Lukungu Sospetari (right) and his wife during a home visit by the sub-county health worker to collect a TB sputum sample. Photo credit: USAID RHITES-EC

In June 2020, Mr. Lukungu Sospetari, 84, visited Busesa Health Center IV in Bugweri District, Uganda, complaining of a cough, general weakness, and weight loss – all symptoms of a tuberculosis (TB) infection. During the visit he was diagnosed with TB.

Sospetari was immediately started on a six-month course of TB treatment. Once completed, Sospetari failed to return to Busesa Health Center IV to provide a sputum sample to confirm he had been cured from TB. Instead, he was followed up at home by Tadeo Baziwo, a sub-county health worker, to collect his final sputum sample for testing. Lukungu received a negative sputum TB test result confirming that he had been cured from TB.

Connecting with Lost to Follow-Up Patients

A patient on TB treatment is classified as ‘cured’ after completing six months of TB treatment and after testing negative for TB. A positive test result after six months of treatment can point to several challenges, including lack of treatment adherence and TB drug resistance.

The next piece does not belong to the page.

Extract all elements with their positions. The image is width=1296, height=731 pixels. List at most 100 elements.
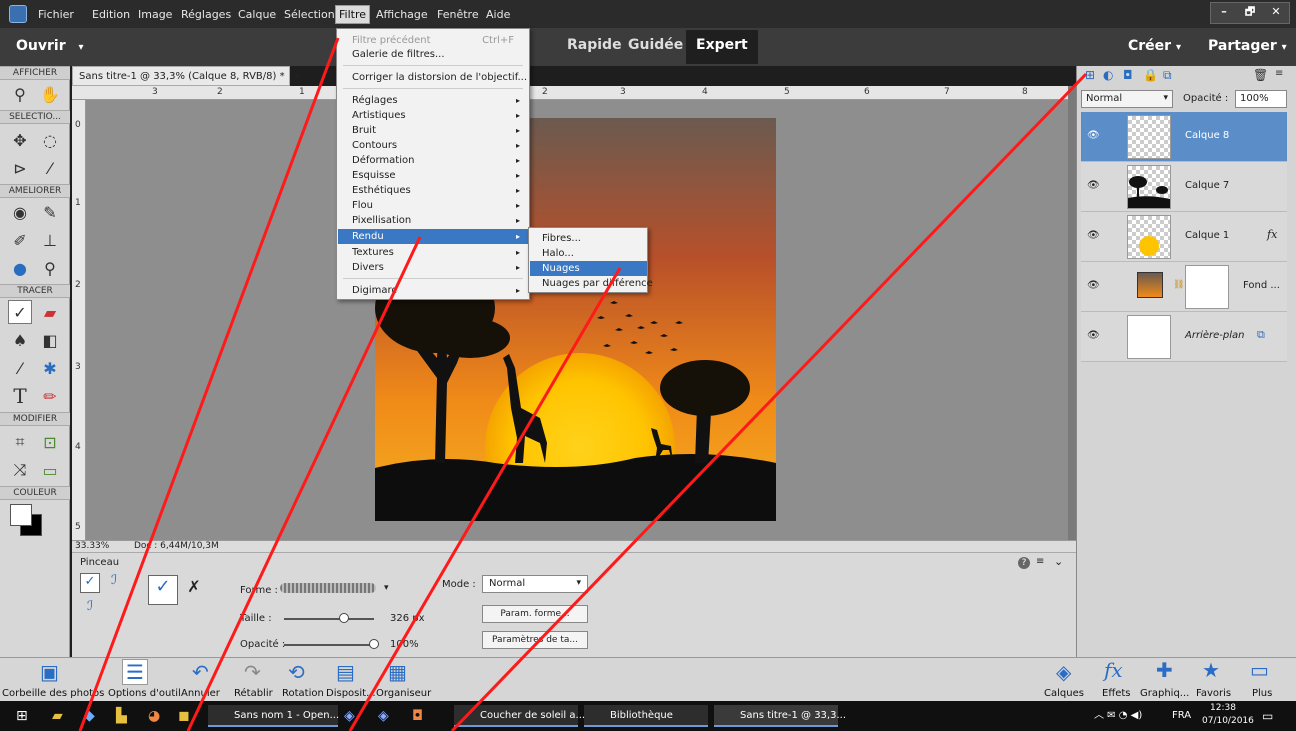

However, during a district TB quality improvement (QI) collaborative meeting facilitated by the USAID RHITES-EC Project, Amina Byobon, the Bugweri district TB and leprosy supervisor, learned that patients rarely return to health facilities for a TB test after treatment as instructed.

To address this challenge, Byobon and her colleagues agreed that patients who fail to return for their six-month TB testing would be followed-up in the community by sub-county health workers for sputum sample collection to confirm they are cured.

Sub-county health workers are community members trained by RHITES-EC to support district TB activities at the community level. These health workers link people to health facilities and patients to TB diagnosis and treatment. Their work includes tracing TB contacts, conducting door-to-door TB screening, delivering TB medication to remote patients, visiting patients lost to follow-up, and mobilizing communities for TB outreach.

Byobon supervises Bugweri District’s sub-county health workers in their efforts to trace and collect sputum samples from TB patients without a registered six-month TB test.

Community Outreach for TB Diagnosis and Treatment

Baziwo, from Ibulanku sub-county, was trained by RHITES-EC. He tries to improve TB diagnosis and treatment by encouraging TB patients’ contacts and community members with TB-related symptoms to get screened and tested. He also supports patient follow-up and community sputum sample completion for patients that fail to return to the health facility upon completion of their TB treatment. He always carries a sputum container, gloves for infection prevention and control, and a notebook to record patient information.

Tadeo Baziwo, a sub-county health worker, follows up with Lukungu Sospetari’s family during a TB outreach activity to collect a sputum sample to confirm TB cure upon completion of TB treatment. Photo credit: USAID RHITES-EC

“I call my patients before I go to their homes. They are surprised to hear from me, but I remind them that TB could restart in the body even after six months of treatment, or when they’ve stopped coughing, so I need to get another sample for testing,” Tadeo says.

Tadeo learned these best practices for proactive follow-up of TB patients at a virtual QI collaborative monthly meeting focused on TB patient monitoring, including those lost to follow-up.

Community-Based TB Testing Improves TB Cure Rates

Byobon and sub-county health workers such as Tadeo now follow up with all TB patients in Bugweri District, including TB patients who have completed treatment and require a six-month TB test to determine if they have been cured.

This community-level TB outreach best practice emerging from the TB QI collaboratives has made a difference in TB detection, treatment, and testing. The district TB cure rate increased from 35% in June 2020 to 86% in March 2021.